While pressing markets to prepare for an eventual rise in interest rates and urging policymakers to make progress on a European banking union, Coeure made clear the ECB was not about to reverse course.
He said euro zone economic growth is expected to be weak this year and inflation to "remain clearly below 2 percent."
"The various non-standard measures that have been introduced by the ECB to support monetary policy transmission in certain market segments will stay in place as long as necessary, and there are other measures, standard and non-standard, that we can deploy if warranted," he said in a speech in London.
"There should be no doubts that our 'exit' is distant and our monetary policy is and will remain accommodative."
The ECB left its main interest rate at a record low of 0.5 percent this month and said it had discussed a raft of options it could take if the euro zone does not emerge from recession this year.
The discussions included the possibility of pushing the bank's deposit rate into negative territory for the first time - meaning the ECB would charge commercial banks for holding their money overnight, Coeure said.
"We've been preparing technically, also discussing with market participants, so we are technically ready," he added.
The euro zone's central bank "will look with an open mind at standard and non-standard monetary policy tools if warranted by the outlook for price stability", Coeure said.
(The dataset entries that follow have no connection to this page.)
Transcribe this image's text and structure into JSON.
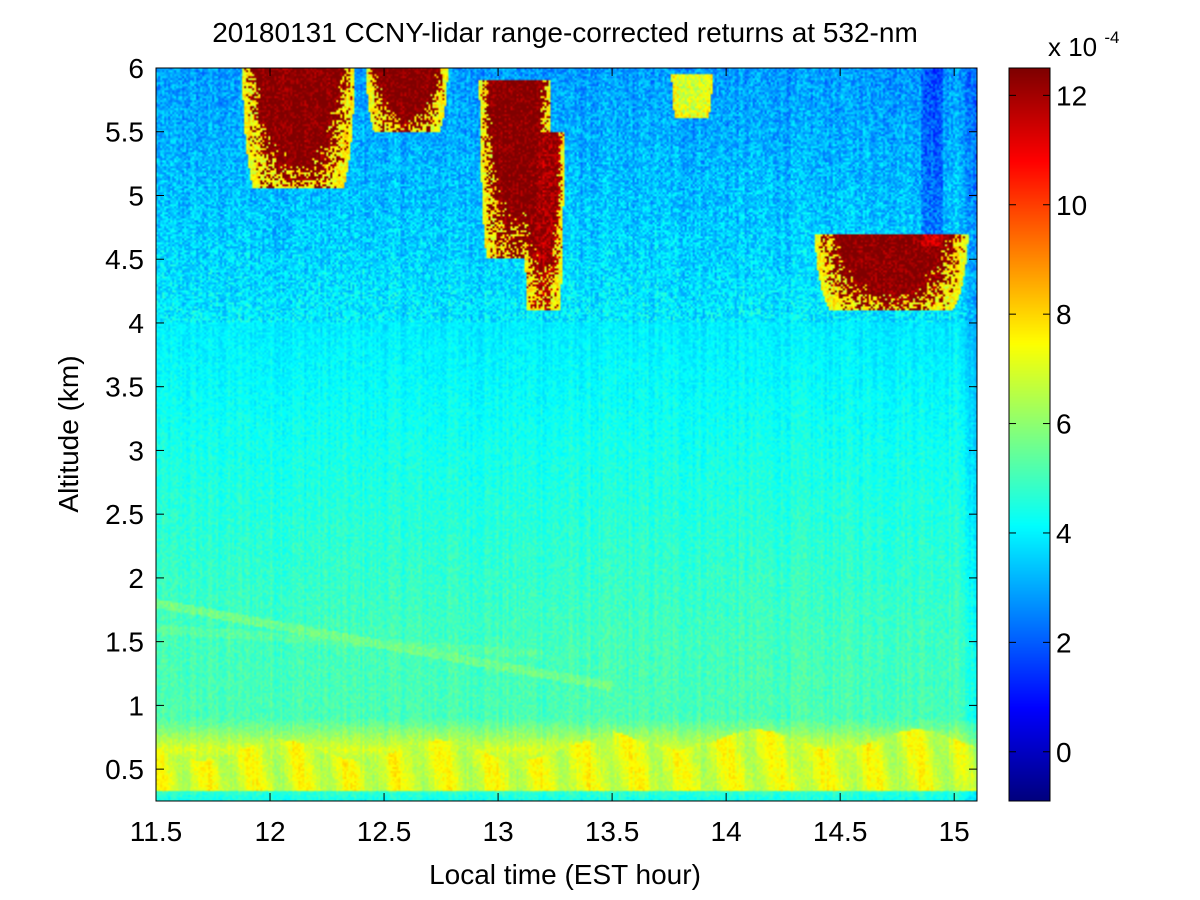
{
  "chart_data": {
    "type": "heatmap",
    "title": "20180131 CCNY-lidar range-corrected returns at 532-nm",
    "xlabel": "Local time (EST hour)",
    "ylabel": "Altitude (km)",
    "xlim": [
      11.5,
      15.1
    ],
    "ylim": [
      0.25,
      6.0
    ],
    "x_ticks": [
      11.5,
      12,
      12.5,
      13,
      13.5,
      14,
      14.5,
      15
    ],
    "x_tick_labels": [
      "11.5",
      "12",
      "12.5",
      "13",
      "13.5",
      "14",
      "14.5",
      "15"
    ],
    "y_ticks": [
      0.5,
      1,
      1.5,
      2,
      2.5,
      3,
      3.5,
      4,
      4.5,
      5,
      5.5,
      6
    ],
    "y_tick_labels": [
      "0.5",
      "1",
      "1.5",
      "2",
      "2.5",
      "3",
      "3.5",
      "4",
      "4.5",
      "5",
      "5.5",
      "6"
    ],
    "colorbar": {
      "colormap": "jet",
      "clim": [
        -0.9,
        12.5
      ],
      "ticks": [
        0,
        2,
        4,
        6,
        8,
        10,
        12
      ],
      "tick_labels": [
        "0",
        "2",
        "4",
        "6",
        "8",
        "10",
        "12"
      ],
      "multiplier_base": "x 10",
      "multiplier_exponent": "-4"
    },
    "background_profile": {
      "altitude_km": [
        0.25,
        0.65,
        0.9,
        1.5,
        2.0,
        3.0,
        4.0,
        4.5,
        5.0,
        6.0
      ],
      "value_1e-4": [
        4.3,
        7.0,
        5.1,
        5.0,
        4.8,
        4.4,
        3.9,
        3.6,
        3.3,
        2.8
      ]
    },
    "boundary_layer": {
      "top_km": 0.65,
      "value_1e-4": 7.0
    },
    "aerosol_layers": [
      {
        "time_start": 11.5,
        "time_end": 13.5,
        "altitude_start_km": 1.8,
        "altitude_end_km": 1.15,
        "value_1e-4": 5.6
      },
      {
        "time_start": 11.5,
        "time_end": 13.2,
        "altitude_start_km": 1.6,
        "altitude_end_km": 1.4,
        "value_1e-4": 5.3
      }
    ],
    "cloud_regions": [
      {
        "time_range": [
          11.85,
          12.4
        ],
        "altitude_range_km": [
          5.05,
          6.0
        ],
        "value_1e-4": 12.5
      },
      {
        "time_range": [
          12.4,
          12.8
        ],
        "altitude_range_km": [
          5.5,
          6.0
        ],
        "value_1e-4": 12.5
      },
      {
        "time_range": [
          12.9,
          13.25
        ],
        "altitude_range_km": [
          4.5,
          5.9
        ],
        "value_1e-4": 12.5
      },
      {
        "time_range": [
          13.1,
          13.3
        ],
        "altitude_range_km": [
          4.1,
          5.5
        ],
        "value_1e-4": 12.0
      },
      {
        "time_range": [
          14.35,
          15.1
        ],
        "altitude_range_km": [
          4.1,
          4.7
        ],
        "value_1e-4": 12.5
      },
      {
        "time_range": [
          13.75,
          13.95
        ],
        "altitude_range_km": [
          5.6,
          5.95
        ],
        "value_1e-4": 7.0
      }
    ]
  }
}
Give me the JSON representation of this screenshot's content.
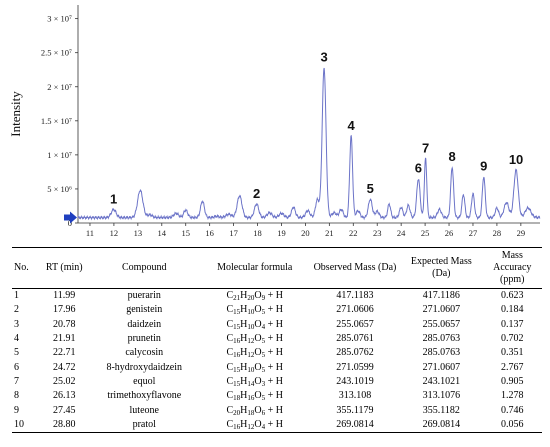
{
  "chart_data": {
    "type": "line",
    "ylabel": "Intensity",
    "xlim": [
      10.5,
      29.8
    ],
    "ylim": [
      0,
      32000000.0
    ],
    "x_ticks": [
      11,
      12,
      13,
      14,
      15,
      16,
      17,
      18,
      19,
      20,
      21,
      22,
      23,
      24,
      25,
      26,
      27,
      28,
      29
    ],
    "y_ticks": [
      {
        "value": 0,
        "label": "0"
      },
      {
        "value": 5000000,
        "label": "5 × 10⁶"
      },
      {
        "value": 10000000,
        "label": "1 × 10⁷"
      },
      {
        "value": 15000000,
        "label": "1.5 × 10⁷"
      },
      {
        "value": 20000000,
        "label": "2 × 10⁷"
      },
      {
        "value": 25000000,
        "label": "2.5 × 10⁷"
      },
      {
        "value": 30000000,
        "label": "3 × 10⁷"
      }
    ],
    "line_color": "#6c74c8",
    "baseline": 800000,
    "peaks": [
      {
        "rt": 11.99,
        "height": 2000000,
        "width": 0.1
      },
      {
        "rt": 13.1,
        "height": 4800000,
        "width": 0.11
      },
      {
        "rt": 13.5,
        "height": 1200000,
        "width": 0.1
      },
      {
        "rt": 14.6,
        "height": 1400000,
        "width": 0.1
      },
      {
        "rt": 15.0,
        "height": 1900000,
        "width": 0.08
      },
      {
        "rt": 15.7,
        "height": 3200000,
        "width": 0.08
      },
      {
        "rt": 16.3,
        "height": 1000000,
        "width": 0.1
      },
      {
        "rt": 16.8,
        "height": 1300000,
        "width": 0.12
      },
      {
        "rt": 17.25,
        "height": 4000000,
        "width": 0.1
      },
      {
        "rt": 17.96,
        "height": 2800000,
        "width": 0.09
      },
      {
        "rt": 18.5,
        "height": 1500000,
        "width": 0.1
      },
      {
        "rt": 19.0,
        "height": 1400000,
        "width": 0.1
      },
      {
        "rt": 19.5,
        "height": 2300000,
        "width": 0.08
      },
      {
        "rt": 20.1,
        "height": 1800000,
        "width": 0.09
      },
      {
        "rt": 20.5,
        "height": 3400000,
        "width": 0.08
      },
      {
        "rt": 20.78,
        "height": 22800000,
        "width": 0.08
      },
      {
        "rt": 21.2,
        "height": 1500000,
        "width": 0.1
      },
      {
        "rt": 21.5,
        "height": 2000000,
        "width": 0.08
      },
      {
        "rt": 21.91,
        "height": 12800000,
        "width": 0.06
      },
      {
        "rt": 22.2,
        "height": 1800000,
        "width": 0.08
      },
      {
        "rt": 22.71,
        "height": 3500000,
        "width": 0.08
      },
      {
        "rt": 23.0,
        "height": 1700000,
        "width": 0.08
      },
      {
        "rt": 23.5,
        "height": 2800000,
        "width": 0.06
      },
      {
        "rt": 24.0,
        "height": 2300000,
        "width": 0.07
      },
      {
        "rt": 24.3,
        "height": 2600000,
        "width": 0.07
      },
      {
        "rt": 24.72,
        "height": 6500000,
        "width": 0.07
      },
      {
        "rt": 25.02,
        "height": 9500000,
        "width": 0.05
      },
      {
        "rt": 25.6,
        "height": 2000000,
        "width": 0.08
      },
      {
        "rt": 26.13,
        "height": 8200000,
        "width": 0.06
      },
      {
        "rt": 26.6,
        "height": 4200000,
        "width": 0.06
      },
      {
        "rt": 27.0,
        "height": 4300000,
        "width": 0.06
      },
      {
        "rt": 27.45,
        "height": 6800000,
        "width": 0.06
      },
      {
        "rt": 28.0,
        "height": 2200000,
        "width": 0.07
      },
      {
        "rt": 28.4,
        "height": 3000000,
        "width": 0.1
      },
      {
        "rt": 28.8,
        "height": 7800000,
        "width": 0.09
      },
      {
        "rt": 29.3,
        "height": 2200000,
        "width": 0.12
      }
    ],
    "peak_labels": [
      {
        "label": "1",
        "rt": 11.99,
        "height": 2000000
      },
      {
        "label": "2",
        "rt": 17.96,
        "height": 2800000
      },
      {
        "label": "3",
        "rt": 20.78,
        "height": 22800000
      },
      {
        "label": "4",
        "rt": 21.91,
        "height": 12800000
      },
      {
        "label": "5",
        "rt": 22.71,
        "height": 3500000
      },
      {
        "label": "6",
        "rt": 24.72,
        "height": 6500000
      },
      {
        "label": "7",
        "rt": 25.02,
        "height": 9500000
      },
      {
        "label": "8",
        "rt": 26.13,
        "height": 8200000
      },
      {
        "label": "9",
        "rt": 27.45,
        "height": 6800000
      },
      {
        "label": "10",
        "rt": 28.8,
        "height": 7800000
      }
    ]
  },
  "table": {
    "headers": {
      "no": "No.",
      "rt": "RT (min)",
      "compound": "Compound",
      "formula": "Molecular formula",
      "observed": "Observed Mass (Da)",
      "expected": "Expected Mass (Da)",
      "accuracy": "Mass Accuracy (ppm)"
    },
    "rows": [
      {
        "no": "1",
        "rt": "11.99",
        "compound": "puerarin",
        "formula": "C21H20O9 + H",
        "observed": "417.1183",
        "expected": "417.1186",
        "accuracy": "0.623"
      },
      {
        "no": "2",
        "rt": "17.96",
        "compound": "genistein",
        "formula": "C15H10O5 + H",
        "observed": "271.0606",
        "expected": "271.0607",
        "accuracy": "0.184"
      },
      {
        "no": "3",
        "rt": "20.78",
        "compound": "daidzein",
        "formula": "C15H10O4 + H",
        "observed": "255.0657",
        "expected": "255.0657",
        "accuracy": "0.137"
      },
      {
        "no": "4",
        "rt": "21.91",
        "compound": "prunetin",
        "formula": "C16H12O5 + H",
        "observed": "285.0761",
        "expected": "285.0763",
        "accuracy": "0.702"
      },
      {
        "no": "5",
        "rt": "22.71",
        "compound": "calycosin",
        "formula": "C16H12O5 + H",
        "observed": "285.0762",
        "expected": "285.0763",
        "accuracy": "0.351"
      },
      {
        "no": "6",
        "rt": "24.72",
        "compound": "8-hydroxydaidzein",
        "formula": "C15H10O5 + H",
        "observed": "271.0599",
        "expected": "271.0607",
        "accuracy": "2.767"
      },
      {
        "no": "7",
        "rt": "25.02",
        "compound": "equol",
        "formula": "C15H14O3 + H",
        "observed": "243.1019",
        "expected": "243.1021",
        "accuracy": "0.905"
      },
      {
        "no": "8",
        "rt": "26.13",
        "compound": "trimethoxyflavone",
        "formula": "C18H16O5 + H",
        "observed": "313.108",
        "expected": "313.1076",
        "accuracy": "1.278"
      },
      {
        "no": "9",
        "rt": "27.45",
        "compound": "luteone",
        "formula": "C20H18O6 + H",
        "observed": "355.1179",
        "expected": "355.1182",
        "accuracy": "0.746"
      },
      {
        "no": "10",
        "rt": "28.80",
        "compound": "pratol",
        "formula": "C16H12O4 + H",
        "observed": "269.0814",
        "expected": "269.0814",
        "accuracy": "0.056"
      }
    ]
  }
}
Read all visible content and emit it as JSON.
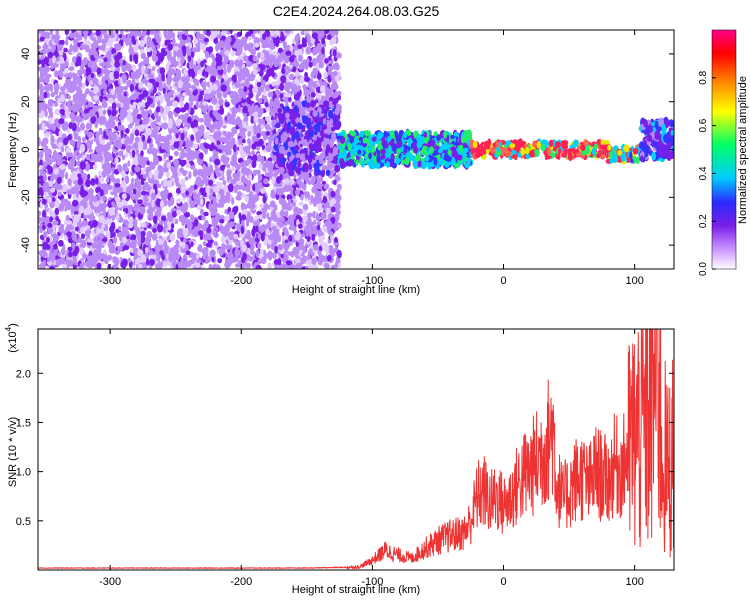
{
  "title": "C2E4.2024.264.08.03.G25",
  "chart_data": [
    {
      "type": "heatmap",
      "title": "C2E4.2024.264.08.03.G25",
      "xlabel": "Height of straight line (km)",
      "ylabel": "Frequency (Hz)",
      "xlim": [
        -355,
        130
      ],
      "ylim": [
        -50,
        50
      ],
      "xticks": [
        -300,
        -200,
        -100,
        0,
        100
      ],
      "yticks": [
        -40,
        -20,
        0,
        20,
        40
      ],
      "colorbar": {
        "label": "Normalized spectral amplitude",
        "range": [
          0,
          1
        ],
        "ticks": [
          "0.0",
          "0.2",
          "0.4",
          "0.6",
          "0.8"
        ],
        "colors": [
          "#ffffff",
          "#cc99ff",
          "#7a1fe8",
          "#2b2bff",
          "#00ccff",
          "#00ff66",
          "#ffff00",
          "#ff8800",
          "#ff0000",
          "#ff0088"
        ]
      },
      "regions": [
        {
          "x": [
            -355,
            -125
          ],
          "f_range": [
            -50,
            50
          ],
          "amplitude": 0.12,
          "description": "broadband noise"
        },
        {
          "x": [
            -175,
            -125
          ],
          "f_range": [
            -10,
            20
          ],
          "amplitude": 0.2
        },
        {
          "x": [
            -125,
            -25
          ],
          "center_hz": 0,
          "width_hz": 14,
          "amplitude": 0.4
        },
        {
          "x": [
            -25,
            80
          ],
          "center_hz": 0,
          "width_hz": 6,
          "amplitude": 0.85
        },
        {
          "x": [
            80,
            105
          ],
          "center_hz": -2,
          "width_hz": 6,
          "amplitude": 0.7
        },
        {
          "x": [
            105,
            130
          ],
          "center_hz": 4,
          "width_hz": 16,
          "amplitude": 0.25
        }
      ]
    },
    {
      "type": "line",
      "xlabel": "Height of straight line (km)",
      "ylabel": "SNR (10 * v/v)",
      "y_multiplier": "(x10",
      "y_multiplier_exp": "4",
      "xlim": [
        -355,
        130
      ],
      "ylim": [
        0,
        2.45
      ],
      "xticks": [
        -300,
        -200,
        -100,
        0,
        100
      ],
      "yticks": [
        "0.5",
        "1.0",
        "1.5",
        "2.0"
      ],
      "color": "#ee3333",
      "series": [
        {
          "x": [
            -355,
            -250,
            -150,
            -110,
            -100,
            -90,
            -80,
            -70,
            -60,
            -50,
            -40,
            -30,
            -25,
            -20,
            -15,
            -10,
            -5,
            0,
            5,
            10,
            15,
            20,
            25,
            30,
            35,
            38,
            40,
            45,
            50,
            55,
            60,
            65,
            70,
            75,
            80,
            85,
            90,
            95,
            100,
            105,
            110,
            115,
            118,
            120,
            125,
            130
          ],
          "y": [
            0.02,
            0.02,
            0.02,
            0.03,
            0.1,
            0.2,
            0.15,
            0.12,
            0.22,
            0.3,
            0.35,
            0.38,
            0.5,
            0.75,
            0.8,
            0.68,
            0.75,
            0.65,
            0.72,
            0.85,
            0.95,
            1.0,
            1.1,
            1.2,
            1.35,
            1.45,
            0.92,
            0.72,
            0.8,
            0.92,
            0.95,
            0.85,
            1.0,
            0.95,
            0.9,
            1.08,
            1.0,
            1.2,
            1.35,
            1.45,
            1.55,
            1.9,
            2.4,
            1.3,
            1.0,
            1.2
          ]
        }
      ]
    }
  ]
}
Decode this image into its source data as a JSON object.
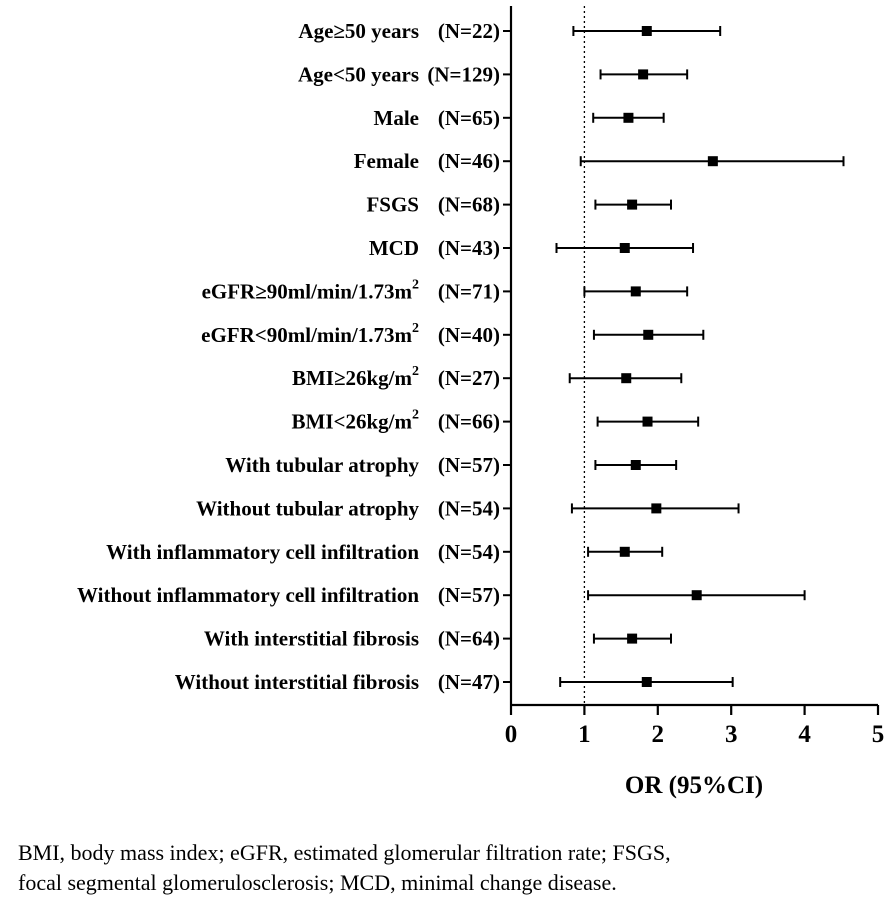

By contrast, Fed Chairman Ben Bernanke said last week the U.S. economy is expanding strongly enough for it to begin slowing the pace of its bond-buying later this year.
His comments rocked global markets that have grown used to central bank stimulus amid weak economic growth.
"The recent bout of volatility in global fixed income markets is excessive in view of the current economic conditions, but it can serve as a useful reminder that such developments cannot be dismissed lightly," said Coeure.
Speaking separately on Tuesday, outgoing Bank of England Governor Mervyn King said markets had "jumped the gun" about when central banks were likely to start raising interest rates after the Fed comments.
Coeure added that the ECB needs to ensure the Fed's plan to dial back its stimulus does not hit euro zone bonds:
"We as the ECB will also have to make sure that the level of yield and the slope of the yield curve remains appropriate for our monetary policy stance, and we have a range of standard and non-standard measures that we can use to deliver that."
The Frenchman, a member of the ECB's six-man Executive Board that forms the nucleus of the policymaking Governing Council, nonetheless urged euro zone governments to prepare for higher bond yields.
"Governments that are lagging in their effort to consolidate debt and deficits should keep in mind that the current levels of yields cannot be taken for granted," he said.
While the ECB's creation last year of a new bond-buying plan dubbed Outright Monetary Transactions helped restore investor confidence in the euro zone, Coeure wanted governments to take fresh steps to shore up the currency project.
"Progress towards a genuine Economic and Monetary Union should be confirmed ... starting with clear and predictable rules for bank resolution and with the establishment of a single resolution mechanism, complementing the single supervisory mechanism as the second pillar of the banking union," he said.
The ECB is due to assume responsibility next year for supervising banks across the region - the first pillar of a banking union aimed at closer European financial integration.
The central bank wants governments to deliver a parallel resolution mechanism to wind down failed banks, but they have been dragging their feet on the issue.